Trump spoke on the outskirts of Miami at the King Jesus International Ministry, a “prosperity gospel” church that teaches that the faithful will be rewarded with health and wealth on earth.
“We are defending religion itself, it’s under siege,” Trump said. “A society without religion cannot prosper.”
More than 80% of white evangelicals voted for Trump in the 2016 election. But a crack in evangelical support opened up last month when the magazine Christianity Today wrote a blistering editorial on Trump’s “grossly immoral character.”
Attendees, some of them wearing Trump’s signature red campaign hats, nearly filled the room, which the church says holds 7,000. Some raised their hands in a sign of praise and swayed while music played loudly over the speakers before the president entered the room.
Pastors gathered around Trump on the stage for an opening prayer, while much of the audience remained standing with their hands aloft.
In his speech, Trump mocked Democratic challenger Pete Buttigieg, the Indiana mayor, for having what he said was an unpronounceable last name, and told attendees Democrats were waging war against religion.
“These angry radicals want to impose absolute conformity by censuring speech, tearing down crosses and symbols of faith and banning religious believers from public life.”
He got a big reaction from the crowd when he promised to bring religion into U.S. schools. A clause in the U.S. Constitution prohibits the government from promoting one religion over the other, which means public schools don’t promote prayer or religious symbols.

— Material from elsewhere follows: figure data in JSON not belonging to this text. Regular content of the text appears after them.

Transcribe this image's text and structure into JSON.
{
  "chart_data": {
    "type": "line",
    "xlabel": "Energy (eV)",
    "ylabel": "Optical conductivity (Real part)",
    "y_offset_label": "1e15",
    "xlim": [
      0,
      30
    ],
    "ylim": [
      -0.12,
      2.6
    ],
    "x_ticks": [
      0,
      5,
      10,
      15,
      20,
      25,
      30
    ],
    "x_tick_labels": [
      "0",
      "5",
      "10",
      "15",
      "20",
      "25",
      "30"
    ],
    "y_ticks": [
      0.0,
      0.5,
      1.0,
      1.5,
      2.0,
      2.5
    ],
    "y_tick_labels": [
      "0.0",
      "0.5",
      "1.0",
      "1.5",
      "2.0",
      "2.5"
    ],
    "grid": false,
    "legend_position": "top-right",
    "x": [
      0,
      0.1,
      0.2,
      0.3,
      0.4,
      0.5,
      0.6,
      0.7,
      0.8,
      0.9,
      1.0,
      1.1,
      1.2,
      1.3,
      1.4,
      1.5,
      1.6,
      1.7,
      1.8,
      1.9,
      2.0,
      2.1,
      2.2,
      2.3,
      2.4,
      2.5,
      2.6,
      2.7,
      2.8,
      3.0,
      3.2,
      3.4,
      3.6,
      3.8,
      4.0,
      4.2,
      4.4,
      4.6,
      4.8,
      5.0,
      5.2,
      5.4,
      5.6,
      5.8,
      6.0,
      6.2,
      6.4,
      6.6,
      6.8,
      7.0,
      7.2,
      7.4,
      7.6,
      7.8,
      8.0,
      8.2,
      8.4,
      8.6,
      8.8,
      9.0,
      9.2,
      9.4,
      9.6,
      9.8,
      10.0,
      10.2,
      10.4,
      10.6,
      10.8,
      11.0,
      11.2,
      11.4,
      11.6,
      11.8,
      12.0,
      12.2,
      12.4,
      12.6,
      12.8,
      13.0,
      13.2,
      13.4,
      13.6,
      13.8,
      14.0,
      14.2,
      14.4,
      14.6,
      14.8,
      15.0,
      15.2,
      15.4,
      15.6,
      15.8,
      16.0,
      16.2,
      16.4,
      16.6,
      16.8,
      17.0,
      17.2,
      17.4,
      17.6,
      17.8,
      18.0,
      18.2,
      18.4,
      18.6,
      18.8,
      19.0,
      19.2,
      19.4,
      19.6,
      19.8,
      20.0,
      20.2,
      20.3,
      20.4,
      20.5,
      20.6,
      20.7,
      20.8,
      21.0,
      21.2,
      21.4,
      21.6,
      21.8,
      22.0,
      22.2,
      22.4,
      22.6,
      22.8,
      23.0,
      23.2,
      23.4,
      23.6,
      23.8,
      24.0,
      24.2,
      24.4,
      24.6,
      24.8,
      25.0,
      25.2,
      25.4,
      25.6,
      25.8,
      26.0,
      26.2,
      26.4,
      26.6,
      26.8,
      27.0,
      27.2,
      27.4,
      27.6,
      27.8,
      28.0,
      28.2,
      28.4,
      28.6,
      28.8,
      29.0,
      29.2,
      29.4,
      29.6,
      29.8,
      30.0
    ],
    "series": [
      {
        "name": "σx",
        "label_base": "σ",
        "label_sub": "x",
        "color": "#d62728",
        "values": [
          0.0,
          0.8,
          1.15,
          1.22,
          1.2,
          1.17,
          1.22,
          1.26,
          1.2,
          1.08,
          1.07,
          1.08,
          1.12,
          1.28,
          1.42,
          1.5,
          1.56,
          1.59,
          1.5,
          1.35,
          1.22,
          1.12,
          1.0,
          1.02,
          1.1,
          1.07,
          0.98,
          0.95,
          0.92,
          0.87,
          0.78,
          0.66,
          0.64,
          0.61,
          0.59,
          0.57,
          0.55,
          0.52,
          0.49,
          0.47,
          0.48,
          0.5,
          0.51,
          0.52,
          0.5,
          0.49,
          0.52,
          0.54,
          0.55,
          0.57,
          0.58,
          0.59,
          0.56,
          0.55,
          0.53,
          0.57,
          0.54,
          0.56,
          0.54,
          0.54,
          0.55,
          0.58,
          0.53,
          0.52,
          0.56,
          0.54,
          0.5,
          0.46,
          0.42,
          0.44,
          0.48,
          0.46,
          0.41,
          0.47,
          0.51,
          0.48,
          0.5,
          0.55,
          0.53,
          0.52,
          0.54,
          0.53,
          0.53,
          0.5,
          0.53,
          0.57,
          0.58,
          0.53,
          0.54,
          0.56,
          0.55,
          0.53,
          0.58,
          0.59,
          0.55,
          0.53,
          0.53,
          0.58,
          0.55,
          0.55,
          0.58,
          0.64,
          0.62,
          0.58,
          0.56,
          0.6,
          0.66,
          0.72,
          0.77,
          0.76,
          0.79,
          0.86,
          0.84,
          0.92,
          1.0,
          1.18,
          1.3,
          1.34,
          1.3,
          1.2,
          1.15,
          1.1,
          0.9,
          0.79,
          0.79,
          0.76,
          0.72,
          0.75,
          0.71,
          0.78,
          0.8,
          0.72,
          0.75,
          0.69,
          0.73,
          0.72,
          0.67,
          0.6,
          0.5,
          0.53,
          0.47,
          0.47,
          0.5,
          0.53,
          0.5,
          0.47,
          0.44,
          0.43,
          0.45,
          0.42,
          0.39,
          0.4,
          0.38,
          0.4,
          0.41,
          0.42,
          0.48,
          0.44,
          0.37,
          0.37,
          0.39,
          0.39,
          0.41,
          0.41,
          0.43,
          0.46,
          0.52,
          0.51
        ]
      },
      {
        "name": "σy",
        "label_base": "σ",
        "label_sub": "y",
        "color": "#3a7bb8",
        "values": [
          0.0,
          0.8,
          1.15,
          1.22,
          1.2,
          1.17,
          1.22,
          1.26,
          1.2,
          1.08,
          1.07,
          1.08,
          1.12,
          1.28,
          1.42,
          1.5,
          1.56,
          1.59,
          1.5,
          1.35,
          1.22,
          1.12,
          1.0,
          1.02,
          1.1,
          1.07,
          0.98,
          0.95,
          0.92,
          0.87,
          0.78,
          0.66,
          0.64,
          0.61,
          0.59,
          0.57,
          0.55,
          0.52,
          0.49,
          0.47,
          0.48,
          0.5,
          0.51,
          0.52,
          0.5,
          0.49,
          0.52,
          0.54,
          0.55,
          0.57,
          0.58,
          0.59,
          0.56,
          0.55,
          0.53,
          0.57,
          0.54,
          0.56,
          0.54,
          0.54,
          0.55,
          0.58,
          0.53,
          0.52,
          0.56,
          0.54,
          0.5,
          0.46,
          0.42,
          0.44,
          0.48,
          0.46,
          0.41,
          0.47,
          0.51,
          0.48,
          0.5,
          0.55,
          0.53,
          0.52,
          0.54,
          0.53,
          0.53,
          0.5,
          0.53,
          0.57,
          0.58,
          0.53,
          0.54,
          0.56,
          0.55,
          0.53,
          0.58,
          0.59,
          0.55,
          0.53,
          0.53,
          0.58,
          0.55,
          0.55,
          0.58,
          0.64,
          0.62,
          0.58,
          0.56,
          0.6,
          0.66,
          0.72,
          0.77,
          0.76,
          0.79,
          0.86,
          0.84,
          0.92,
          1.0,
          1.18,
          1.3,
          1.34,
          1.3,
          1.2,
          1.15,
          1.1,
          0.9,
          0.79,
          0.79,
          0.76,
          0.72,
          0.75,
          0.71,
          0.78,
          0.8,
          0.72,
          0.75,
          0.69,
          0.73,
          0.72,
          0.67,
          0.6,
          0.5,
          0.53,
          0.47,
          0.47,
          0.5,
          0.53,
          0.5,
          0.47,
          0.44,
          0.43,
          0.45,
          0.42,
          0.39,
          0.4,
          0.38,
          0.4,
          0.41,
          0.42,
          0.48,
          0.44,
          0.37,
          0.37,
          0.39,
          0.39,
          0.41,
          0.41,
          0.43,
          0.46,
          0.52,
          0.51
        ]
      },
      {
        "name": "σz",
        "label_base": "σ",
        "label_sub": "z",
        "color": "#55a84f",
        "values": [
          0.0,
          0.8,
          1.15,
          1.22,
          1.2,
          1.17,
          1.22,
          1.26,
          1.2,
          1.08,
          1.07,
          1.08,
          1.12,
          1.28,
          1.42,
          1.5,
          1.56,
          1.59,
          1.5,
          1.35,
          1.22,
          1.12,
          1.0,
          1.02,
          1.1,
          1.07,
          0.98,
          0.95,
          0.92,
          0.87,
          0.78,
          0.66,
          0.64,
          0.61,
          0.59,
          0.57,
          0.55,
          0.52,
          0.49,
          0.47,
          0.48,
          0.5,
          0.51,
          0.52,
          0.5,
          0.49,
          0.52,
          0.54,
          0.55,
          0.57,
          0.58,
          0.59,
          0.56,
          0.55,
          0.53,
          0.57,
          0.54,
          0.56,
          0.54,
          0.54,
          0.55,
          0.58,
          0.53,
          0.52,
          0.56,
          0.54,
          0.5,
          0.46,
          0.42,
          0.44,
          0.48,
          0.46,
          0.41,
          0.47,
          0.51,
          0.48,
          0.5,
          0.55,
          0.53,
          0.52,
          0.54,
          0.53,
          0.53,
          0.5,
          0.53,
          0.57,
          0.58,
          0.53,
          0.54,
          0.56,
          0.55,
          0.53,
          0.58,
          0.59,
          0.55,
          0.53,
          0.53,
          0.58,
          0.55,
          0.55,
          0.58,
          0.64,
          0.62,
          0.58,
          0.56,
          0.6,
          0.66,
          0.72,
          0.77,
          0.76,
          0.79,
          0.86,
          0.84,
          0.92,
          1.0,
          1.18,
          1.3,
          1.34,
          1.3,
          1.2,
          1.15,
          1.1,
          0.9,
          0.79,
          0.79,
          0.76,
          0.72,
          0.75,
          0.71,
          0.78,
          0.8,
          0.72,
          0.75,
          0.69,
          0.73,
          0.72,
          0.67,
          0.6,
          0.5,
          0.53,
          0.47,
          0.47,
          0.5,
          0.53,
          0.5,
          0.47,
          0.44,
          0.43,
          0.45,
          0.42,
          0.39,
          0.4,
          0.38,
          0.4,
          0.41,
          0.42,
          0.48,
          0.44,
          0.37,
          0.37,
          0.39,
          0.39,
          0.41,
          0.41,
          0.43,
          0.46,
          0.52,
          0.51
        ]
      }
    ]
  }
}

“Very soon I’ll be taking action to safeguard students and teachers’ First Amendment rights to pray in our schools,” Trump said. “They want to take that right along with many other ones.”
According to a 2019 survey here by the Pew Research Center, 43% of U.S. adults, or some 110 million people, identify with Protestantism; 59% of those, or 64 million are born-again or evangelical Christians.
Christian support for Trump remained relatively constant from his inauguration until March of 2019, Pew Research shows. Some Christians believe that support has frayed since.
Friday’s rally “is Trump’s desperate response to the realization that he is losing his primary voting bloc — faith voters,” said Doug Pagitt, the executive director of Vote Common Good, a progressive Christian group, on Friday.